Chile’s copper mining industry, the world’s largest, is losing competitiveness as costs surge on falling ore quality and rising energy and labor costs, said Diego Hernandez, who heads Antofagasta Plc (ANTO)’s mining division.
Costs are approaching the same levels as the mining industries of Australia, Canada and the U.S., Hernandez said today at the Exponor mining trade fair in Antofagasta, Chile.
Mining companies may have delayed or suspended more than a third of the $100 billion pipeline of projects that the government estimates will go ahead over the coming decade, Codelco Chief Executive Officer Thomas Keller said today at the same event. As a result, Chile is losing its attractiveness as a destination for mining investments, Hernandez said.
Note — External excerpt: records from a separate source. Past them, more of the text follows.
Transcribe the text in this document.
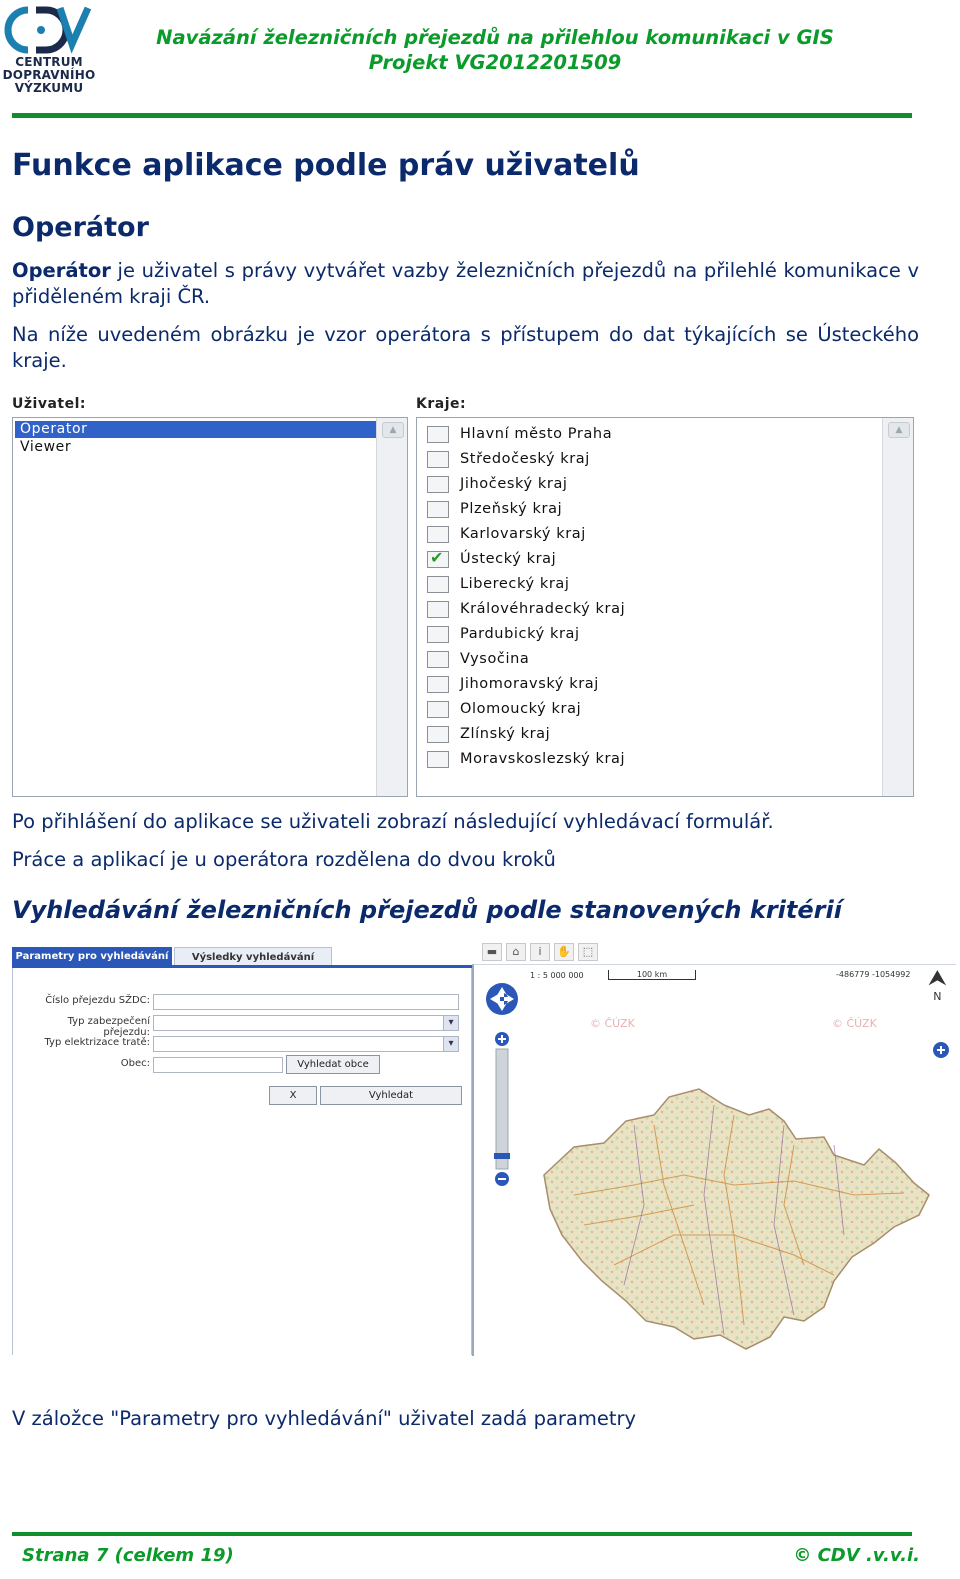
CENTRUM
DOPRAVNÍHO
VÝZKUMU
Navázání železničních přejezdů na přilehlou komunikaci v GIS
Projekt VG2012201509
Funkce aplikace podle práv uživatelů
Operátor
Operátor je uživatel s právy vytvářet vazby železničních přejezdů na přilehlé komunikace v přiděleném kraji ČR.
Na níže uvedeném obrázku je vzor operátora s přístupem do dat týkajících se Ústeckého kraje.
Uživatel:	Kraje:
Operator
Viewer
▲	Hlavní město Praha
Středočeský kraj
Jihočeský kraj
Plzeňský kraj
Karlovarský kraj
✔
Ústecký kraj
Liberecký kraj
Královéhradecký kraj
Pardubický kraj
Vysočina
Jihomoravský kraj
Olomoucký kraj
Zlínský kraj
Moravskoslezský kraj
▲
Po přihlášení do aplikace se uživateli zobrazí následující vyhledávací formulář.
Práce a aplikací je u operátora rozdělena do dvou kroků
Vyhledávání železničních přejezdů podle stanovených kritérií
Parametry pro vyhledávání	Výsledky vyhledávání
Číslo přejezdu SŽDC:
Typ zabezpečení přejezdu:
▾
Typ elektrizace tratě:
▾
Obec:	Vyhledat obce
X	Vyhledat
▬	⌂	i	✋	⬚
1 : 5 000 000	100 km	-486779 -1054992 ⮝
N
© ČÚZK	© ČÚZK
V záložce "Parametry pro vyhledávání" uživatel zadá parametry
Strana 7 (celkem 19)	© CDV .v.v.i.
“We are going into a different stage,” Hernandez said. “In the high cycle of copper prices, the emphasis was on raising output, and now we have to look after costs and profit. If we don’t do that, we will become increasingly less competitive.”
Chile’s energy costs have tripled since 2000 and there are “no significant projects in the pipeline” to ease a growing power shortage, he said. The average cost of doing business in Chile has risen 46 percent since 2007, compared with an average of 25 percent in other mining countries, Hernandez said.
Chile will still account for about 37 percent of world copper output by 2020, compared with about a third now, Hernandez said. Peru will account for 16 percent of world output by the same year, he said.
The average copper content contained in ore has fallen below 1 percent in the last five years and is declining faster than in other mining countries, Codelco’s Keller said.